The problem is the convention itself. Hastily enacted on the second to last day of the 1787 constitutional convention over James Madison’s strong objections, this archaic mechanism was perhaps a sensible way for the states to get together in an era of horse and sail, but is completely outmoded in today’s world. And, even if the impossible 34 state threshold for calling a convention were met, it would be a procedural nightmare tied up in litigation for years (see here). For example, if it tries to follow precedent and have one vote for each state, it is certain to be challenged under the Supreme Court’s “one-person, one-vote” cases. This issue would go to the Supreme Court, which would bolix the start of the convention for years. (How can you have a convention without knowing how the votes are going to be counted?)

The solution is to eliminate the requirement that the states act through a convention to initiate amendment proposals. Mark Levin proposes such a step in chapter 9 of his book The Liberty Amendments. My similar but slightly more complete proposal, the Amendment Amendment, can be found here.

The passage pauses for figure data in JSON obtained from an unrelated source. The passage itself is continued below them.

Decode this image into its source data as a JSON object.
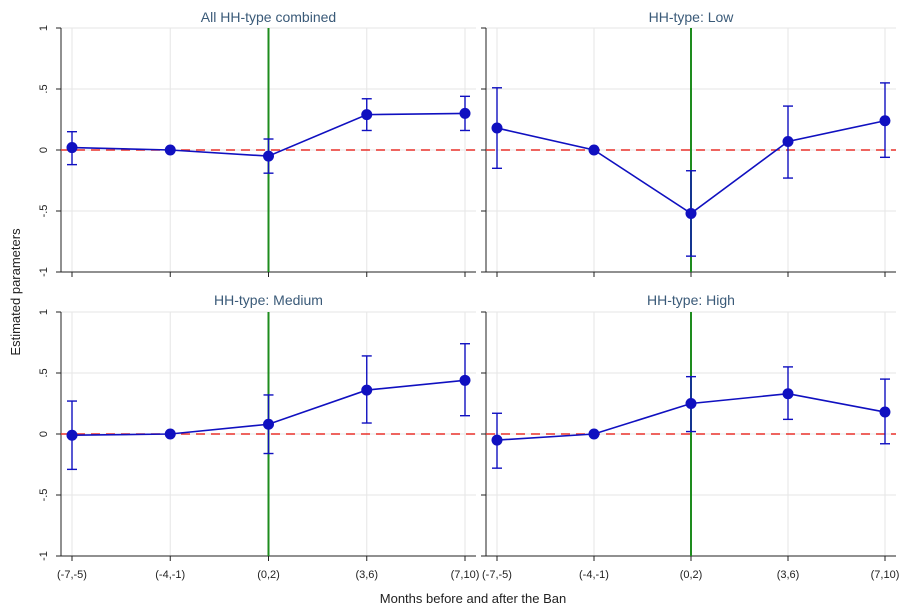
{
  "figure": {
    "ylabel": "Estimated parameters",
    "xlabel": "Months before and after the Ban"
  },
  "chart_data": [
    {
      "type": "line",
      "title": "All HH-type combined",
      "categories": [
        "(-7,-5)",
        "(-4,-1)",
        "(0,2)",
        "(3,6)",
        "(7,10)"
      ],
      "values": [
        0.02,
        0.0,
        -0.05,
        0.29,
        0.3
      ],
      "ci_low": [
        -0.12,
        0.0,
        -0.19,
        0.16,
        0.16
      ],
      "ci_high": [
        0.15,
        0.0,
        0.09,
        0.42,
        0.44
      ],
      "ylim": [
        -1,
        1
      ],
      "yticks": [
        1,
        0.5,
        0,
        -0.5,
        -1
      ],
      "ytick_labels": [
        "1",
        ".5",
        "0",
        "-.5",
        "-1"
      ],
      "reference_line": 0,
      "event_line_category": "(0,2)",
      "colors": {
        "series": "#1010c0",
        "reference": "#e8302a",
        "event": "#1e8c1e",
        "grid": "#e6e6e6"
      }
    },
    {
      "type": "line",
      "title": "HH-type: Low",
      "categories": [
        "(-7,-5)",
        "(-4,-1)",
        "(0,2)",
        "(3,6)",
        "(7,10)"
      ],
      "values": [
        0.18,
        0.0,
        -0.52,
        0.07,
        0.24
      ],
      "ci_low": [
        -0.15,
        0.0,
        -0.87,
        -0.23,
        -0.06
      ],
      "ci_high": [
        0.51,
        0.0,
        -0.17,
        0.36,
        0.55
      ],
      "ylim": [
        -1,
        1
      ],
      "yticks": [
        1,
        0.5,
        0,
        -0.5,
        -1
      ],
      "ytick_labels": [
        "1",
        ".5",
        "0",
        "-.5",
        "-1"
      ],
      "reference_line": 0,
      "event_line_category": "(0,2)",
      "colors": {
        "series": "#1010c0",
        "reference": "#e8302a",
        "event": "#1e8c1e",
        "grid": "#e6e6e6"
      }
    },
    {
      "type": "line",
      "title": "HH-type: Medium",
      "categories": [
        "(-7,-5)",
        "(-4,-1)",
        "(0,2)",
        "(3,6)",
        "(7,10)"
      ],
      "values": [
        -0.01,
        0.0,
        0.08,
        0.36,
        0.44
      ],
      "ci_low": [
        -0.29,
        0.0,
        -0.16,
        0.09,
        0.15
      ],
      "ci_high": [
        0.27,
        0.0,
        0.32,
        0.64,
        0.74
      ],
      "ylim": [
        -1,
        1
      ],
      "yticks": [
        1,
        0.5,
        0,
        -0.5,
        -1
      ],
      "ytick_labels": [
        "1",
        ".5",
        "0",
        "-.5",
        "-1"
      ],
      "reference_line": 0,
      "event_line_category": "(0,2)",
      "colors": {
        "series": "#1010c0",
        "reference": "#e8302a",
        "event": "#1e8c1e",
        "grid": "#e6e6e6"
      }
    },
    {
      "type": "line",
      "title": "HH-type: High",
      "categories": [
        "(-7,-5)",
        "(-4,-1)",
        "(0,2)",
        "(3,6)",
        "(7,10)"
      ],
      "values": [
        -0.05,
        0.0,
        0.25,
        0.33,
        0.18
      ],
      "ci_low": [
        -0.28,
        0.0,
        0.02,
        0.12,
        -0.08
      ],
      "ci_high": [
        0.17,
        0.0,
        0.47,
        0.55,
        0.45
      ],
      "ylim": [
        -1,
        1
      ],
      "yticks": [
        1,
        0.5,
        0,
        -0.5,
        -1
      ],
      "ytick_labels": [
        "1",
        ".5",
        "0",
        "-.5",
        "-1"
      ],
      "reference_line": 0,
      "event_line_category": "(0,2)",
      "colors": {
        "series": "#1010c0",
        "reference": "#e8302a",
        "event": "#1e8c1e",
        "grid": "#e6e6e6"
      }
    }
  ]
}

Under the Amendment Amendment, any five states could launch an amendment proposal without having to call a constitutional convention. With no convention, there would no chance of a “runaway” convention so feared by conservative convention opponents. And, most importantly, there would be a path for constitutional conservatives to enact amendments restoring the original constitutional limits on federal power without having to go through Congress at all.

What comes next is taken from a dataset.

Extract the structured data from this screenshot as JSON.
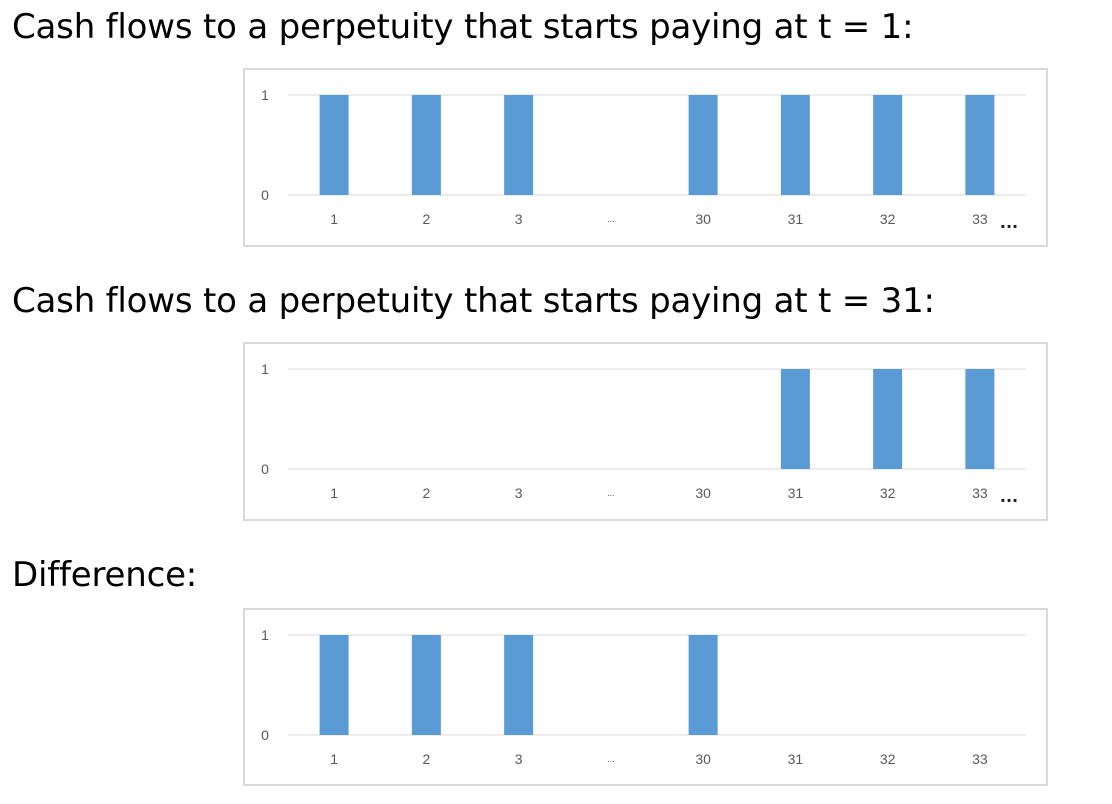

Of course, either Levin’s proposal or the Amendment Amendment would have to be enacted the old fashioned way. How does one get two-thirds of each house of Congress to approve a proposal which returns control of the Constitution to the people? And, as with a drive for a convention, even if all the Republicans in Congress supported it, Democrat votes would still be needed. Here is where Levin’s proposal or the Amendment Amendment are superior to the convention approach. They are content-neutral. Liberals could use a reformed amendment process to launch their own proposals. This issue is particularly lively on the Left these days because of the desire to reverse the Citizens United decision.

While constitutional conservatives (and most of those 67 Republican state legislatures) would oppose any effort to gut the First Amendment, a temporary coalition with liberals to force Congress to enact a content-neutral proposal like Levin’s or the Amendment Amendment could work. As never before, there is intense interest in the subject across the political spectrum.  With a public outcry from both the left and the right, members of Congress would vote for it just to shut up the voters. Congress would know that this opens up an end run around it. However, members of Congress have short time horizons, and would vote for amendment reform because it is only procedural, and would not commit them to any particular amendment. Do something popular that actually doesn’t do anything right away? That’s right up Congress’ alley! Since it would give states legislatures a significant new role, ratification by the states would follow quickly.

Then we could get right to the business of enacting needed constitutional amendments. All the work and resources devoted to calling a convention to no avail could then be directed instead to actually passing amendments, such as proposed by Governor Abbott. By offering a real chance of enacting amendments, this reform would galvanize the grassroots, and could restore our republic in a time frame which would probably find an Article Five convention drive still looking for 34 states, or tied up in the courts.

Finally, this is not an exclusive “either-one-or-the-other” proposition. Constitutional conservatives can push for both an Article Five convention and Article Five reform simultaneously. In fact, given the daunting arithmetic facing a convention call, it would be strategically wise to pursue an alternative in parallel with the elusive quest for 34 states to call a convention. We are all suffering under a massive centralized leviathan which has utterly betrayed the Framers’ original vision of a limited federal republic. The Framers created the amendment power in part to give the people a means to prevent that. We should use every tool possible as soon as possible to carry out that mission.